The Web server or IAM server of your Web or native applications store the Circle User ID, along a hash of any emails that the end user has authenticated. When the Web server wants to authenticate a device / end user that is requesting access, it securely calls the Circle Access server with the these two pieces of information unique to the user. Circle Access server than performs the authentication directly with the endpoint device and returns the result to the Web server or IAM server.

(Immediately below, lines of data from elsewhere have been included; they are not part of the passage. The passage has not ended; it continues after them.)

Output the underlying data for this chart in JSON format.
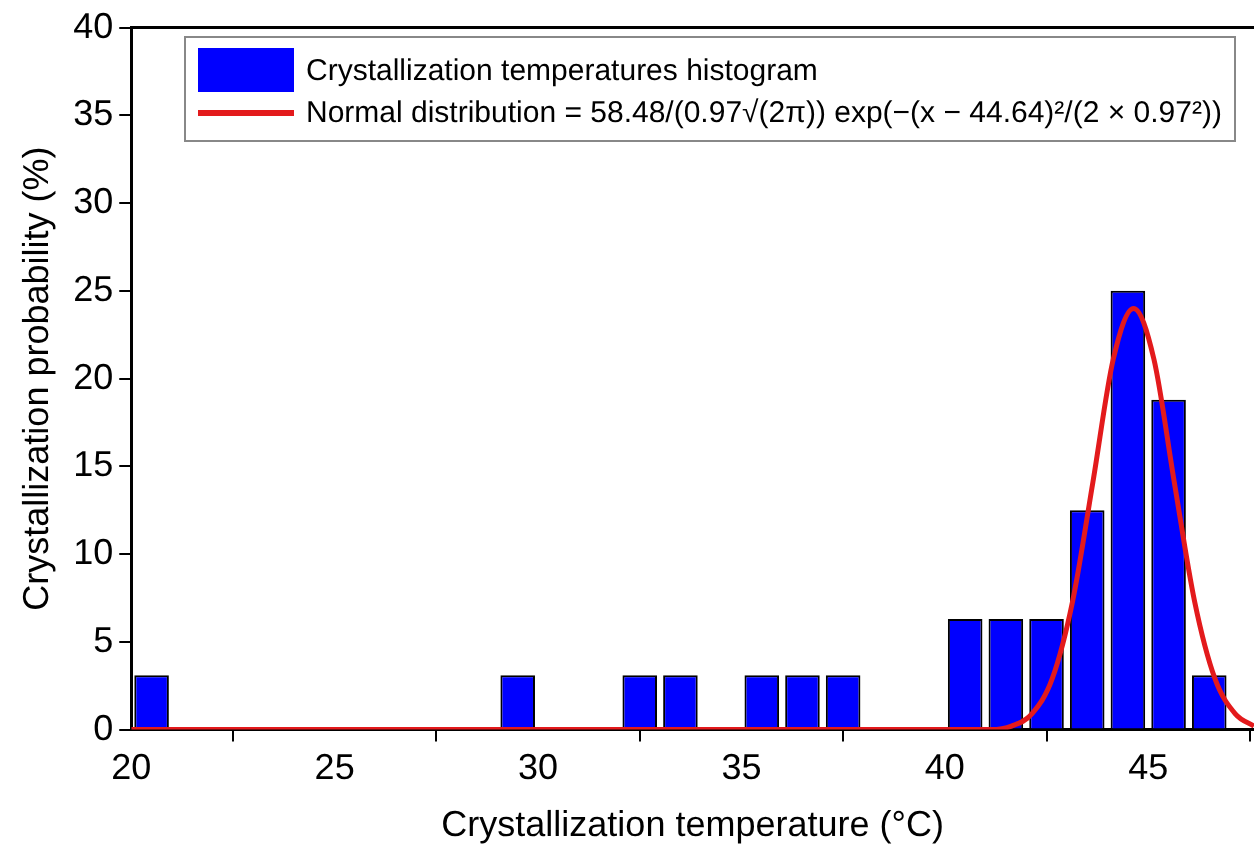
{
  "chart_data": {
    "type": "histogram",
    "xlabel": "Crystallization temperature (°C)",
    "ylabel": "Crystallization probability (%)",
    "bins": [
      20,
      21,
      22,
      23,
      24,
      25,
      26,
      27,
      28,
      29,
      30,
      31,
      32,
      33,
      34,
      35,
      36,
      37,
      38,
      39,
      40,
      41,
      42,
      43,
      44,
      45,
      46,
      47
    ],
    "series": [
      {
        "name": "Crystallization temperatures histogram",
        "color": "#0000ff",
        "values": [
          3.1,
          0,
          0,
          0,
          0,
          0,
          0,
          0,
          0,
          3.1,
          0,
          0,
          3.1,
          3.1,
          0,
          3.1,
          3.1,
          3.1,
          0,
          0,
          6.3,
          6.3,
          6.3,
          12.5,
          25,
          18.8,
          3.1
        ]
      },
      {
        "type": "line",
        "name": "Normal distribution = 58.48/(0.97√(2π)) exp(−(x − 44.64)²/(2 × 0.97²))",
        "color": "#e31a1c",
        "x": [
          20,
          40.64,
          41.14,
          41.64,
          42.14,
          42.64,
          43.14,
          43.64,
          44.14,
          44.64,
          45.14,
          45.64,
          46.14,
          46.64,
          47.14,
          47.6
        ],
        "values": [
          0,
          0,
          0,
          0.2,
          0.9,
          2.9,
          7.3,
          14.1,
          21.1,
          24,
          21.1,
          14.1,
          7.3,
          2.9,
          0.9,
          0.2
        ]
      }
    ],
    "xlim": [
      20,
      47.6
    ],
    "xticks": [
      20,
      25,
      30,
      35,
      40,
      45
    ],
    "ylim": [
      0,
      40
    ],
    "yticks": [
      0,
      5,
      10,
      15,
      20,
      25,
      30,
      35,
      40
    ],
    "grid": false,
    "legend": "top",
    "marker": "none",
    "line_style": "solid"
  }
}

What if the user's device gets hacked/compromised?

So, with Circle Access, the only possible avenue of attack is through the endpoint device of a specific endpoint user. This dramatically increases the cost and effort for an attacker, while simultaneously radically reducing the blast radius. Attackers will have to compromise not only one device but all the devices, and if successful can only access what that device / end user can access.

Of course, some end users - and thus their devices - are particularly valuable and will still be targets of attack. To counter this, Circle Access adds two additional very strong defenses.


As noted previously, the developer, admins or end users can optionally require the use of device-based biometric scanning to ensure that the authorized user of the device is in fact the current user on the device. This is configurable based on the level of security desired. At the highest level of implementation, the scan used for biometric verification at the time of initial authentication can also be stored securely by Circle Service in a Secure Capsule which only your Web server or IAM server can access. This can be compared to the scan currently being used to ensure it has not been changed by an attacker that has gained control or a device.


Circle-of-Trust provides a step-up, human-in-the-loop method of verification of the identity of the current user on an endpoint device which - at the highest level of configuration - is completely independent of the device. The current end user must 'lift the veil' and show him or herself either in person or on a direct, peer-to-peer encrypted video conference - to other human users that know him. These human users than grant authentication - after verifying identity - with a direct, out-of-band peer-to-peer authentication method. This means that even control of the endpoint device by an attacker is not sufficient to defeat it. This method is once again highly flexible and configurable to adapt to the level of security required by a specific context, user risk profile or use case.